Here in much Alabama we talk to almost everyone while waiting in lines. At the grocery store, conversations can begin with inquiries about a particular item or brand and lead to who you mutually know and are kin to (now I know that’s not the best grammar but that’s often how we word it 😉 here). It really is a great way to pass the time.

Over the years I’ve learned that one of the hardest things about dealing with health issues is the social isolation. When cooped up sick I rely on the Lord a lot to fill that empty hole from little to no social interaction. The pandemic made this isolation even harder. I found myself wishing not only to see my family and friends but also wishing to just go out and shop for basic supplies like paper towels! (And yes, being able to shop for paper towels Is a Blessing!) My doctor put me on house arrest pretty much until I was vaccinated. Many of you know and deal with similar feelings.

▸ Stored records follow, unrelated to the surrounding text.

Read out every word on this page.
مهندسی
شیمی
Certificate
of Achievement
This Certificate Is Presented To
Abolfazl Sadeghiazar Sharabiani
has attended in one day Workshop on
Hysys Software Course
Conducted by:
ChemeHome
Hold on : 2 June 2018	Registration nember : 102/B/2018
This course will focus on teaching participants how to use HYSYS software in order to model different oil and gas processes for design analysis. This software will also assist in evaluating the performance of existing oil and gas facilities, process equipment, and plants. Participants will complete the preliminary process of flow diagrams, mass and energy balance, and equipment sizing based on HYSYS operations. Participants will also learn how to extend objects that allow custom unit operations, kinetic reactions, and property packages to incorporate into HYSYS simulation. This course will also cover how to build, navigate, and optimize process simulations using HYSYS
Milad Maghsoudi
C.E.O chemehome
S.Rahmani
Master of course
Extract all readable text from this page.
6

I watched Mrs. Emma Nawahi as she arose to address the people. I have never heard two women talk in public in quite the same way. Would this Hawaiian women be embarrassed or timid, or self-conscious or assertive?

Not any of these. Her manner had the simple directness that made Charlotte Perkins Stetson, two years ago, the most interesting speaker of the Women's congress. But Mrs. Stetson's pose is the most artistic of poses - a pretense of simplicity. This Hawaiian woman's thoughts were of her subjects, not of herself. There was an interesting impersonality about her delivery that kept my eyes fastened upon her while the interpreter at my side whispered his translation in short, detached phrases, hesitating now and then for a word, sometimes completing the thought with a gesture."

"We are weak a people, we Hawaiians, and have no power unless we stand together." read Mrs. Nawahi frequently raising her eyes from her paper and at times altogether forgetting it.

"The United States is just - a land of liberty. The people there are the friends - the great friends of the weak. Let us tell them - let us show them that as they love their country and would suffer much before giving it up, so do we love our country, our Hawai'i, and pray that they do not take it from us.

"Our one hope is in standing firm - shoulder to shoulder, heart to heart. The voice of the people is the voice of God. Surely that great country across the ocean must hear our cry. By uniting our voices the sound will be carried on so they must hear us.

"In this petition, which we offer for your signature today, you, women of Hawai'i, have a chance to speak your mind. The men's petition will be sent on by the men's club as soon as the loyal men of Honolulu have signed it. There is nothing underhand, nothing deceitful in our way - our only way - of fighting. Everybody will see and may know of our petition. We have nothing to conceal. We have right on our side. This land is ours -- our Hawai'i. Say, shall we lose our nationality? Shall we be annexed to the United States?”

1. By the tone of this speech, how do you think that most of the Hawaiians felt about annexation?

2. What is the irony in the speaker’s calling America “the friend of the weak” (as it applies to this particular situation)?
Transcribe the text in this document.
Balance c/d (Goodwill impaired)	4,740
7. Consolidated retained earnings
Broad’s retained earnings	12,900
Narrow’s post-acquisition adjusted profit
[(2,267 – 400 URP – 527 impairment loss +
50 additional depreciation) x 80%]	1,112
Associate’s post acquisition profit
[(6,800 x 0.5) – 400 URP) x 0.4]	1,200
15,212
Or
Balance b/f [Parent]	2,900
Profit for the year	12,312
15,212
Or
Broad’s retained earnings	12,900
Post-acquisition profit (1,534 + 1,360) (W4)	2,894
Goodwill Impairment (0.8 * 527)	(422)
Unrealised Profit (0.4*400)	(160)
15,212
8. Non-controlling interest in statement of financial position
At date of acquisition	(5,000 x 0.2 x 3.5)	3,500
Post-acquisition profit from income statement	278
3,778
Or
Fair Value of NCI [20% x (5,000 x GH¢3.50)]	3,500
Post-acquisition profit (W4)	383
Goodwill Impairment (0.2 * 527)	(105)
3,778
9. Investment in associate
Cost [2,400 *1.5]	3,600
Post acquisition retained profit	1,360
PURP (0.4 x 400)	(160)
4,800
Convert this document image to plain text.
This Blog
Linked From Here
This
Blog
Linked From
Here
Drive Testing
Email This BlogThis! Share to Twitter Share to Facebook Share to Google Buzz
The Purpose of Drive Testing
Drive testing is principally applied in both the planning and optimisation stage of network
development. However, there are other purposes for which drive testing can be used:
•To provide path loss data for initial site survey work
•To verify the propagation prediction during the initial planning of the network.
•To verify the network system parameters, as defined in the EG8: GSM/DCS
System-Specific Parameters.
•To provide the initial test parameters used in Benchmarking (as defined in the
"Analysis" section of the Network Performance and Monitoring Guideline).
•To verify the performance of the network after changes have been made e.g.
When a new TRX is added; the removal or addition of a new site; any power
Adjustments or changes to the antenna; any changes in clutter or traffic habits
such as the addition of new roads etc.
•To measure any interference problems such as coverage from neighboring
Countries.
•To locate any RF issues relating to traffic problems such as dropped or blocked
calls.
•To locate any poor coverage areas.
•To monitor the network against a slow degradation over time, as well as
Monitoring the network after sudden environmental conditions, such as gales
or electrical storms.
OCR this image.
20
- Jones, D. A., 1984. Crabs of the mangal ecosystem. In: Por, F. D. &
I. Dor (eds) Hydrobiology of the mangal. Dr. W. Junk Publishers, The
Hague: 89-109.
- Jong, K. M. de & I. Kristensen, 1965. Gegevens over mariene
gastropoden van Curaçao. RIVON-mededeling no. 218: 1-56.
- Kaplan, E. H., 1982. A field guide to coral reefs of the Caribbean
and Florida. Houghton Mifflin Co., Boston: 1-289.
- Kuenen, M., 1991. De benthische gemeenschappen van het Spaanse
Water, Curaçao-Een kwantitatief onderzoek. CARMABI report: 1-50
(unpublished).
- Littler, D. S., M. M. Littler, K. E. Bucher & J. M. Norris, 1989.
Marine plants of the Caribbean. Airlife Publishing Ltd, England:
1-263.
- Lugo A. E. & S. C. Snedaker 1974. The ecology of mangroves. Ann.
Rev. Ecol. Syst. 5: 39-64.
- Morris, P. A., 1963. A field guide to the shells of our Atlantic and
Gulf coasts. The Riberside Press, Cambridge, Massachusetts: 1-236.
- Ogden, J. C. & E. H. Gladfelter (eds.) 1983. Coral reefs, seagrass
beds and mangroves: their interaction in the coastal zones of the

But there were some great blessings that developed during what I call “the covid quarantine”… livestream services (thank you Lord!!!), porch visits, live online Bible studies with folks thousands of miles away, delivery services, FaceTime shopping with my hubby while he was at the grocery store (I’m sure we are not the only ones to learn that skill 😄), an even greater appreciation for my family and friends and now, while I’m still careful but able to be out a little more, the pure joy in delightful conversations with 4 year olds. 😊

Dear Lord, in the midst of it all we really are never alone for You are always with us. Please help us to take joy in even the seemingly small things in life like delightful conversations with cheerful 4 year olds.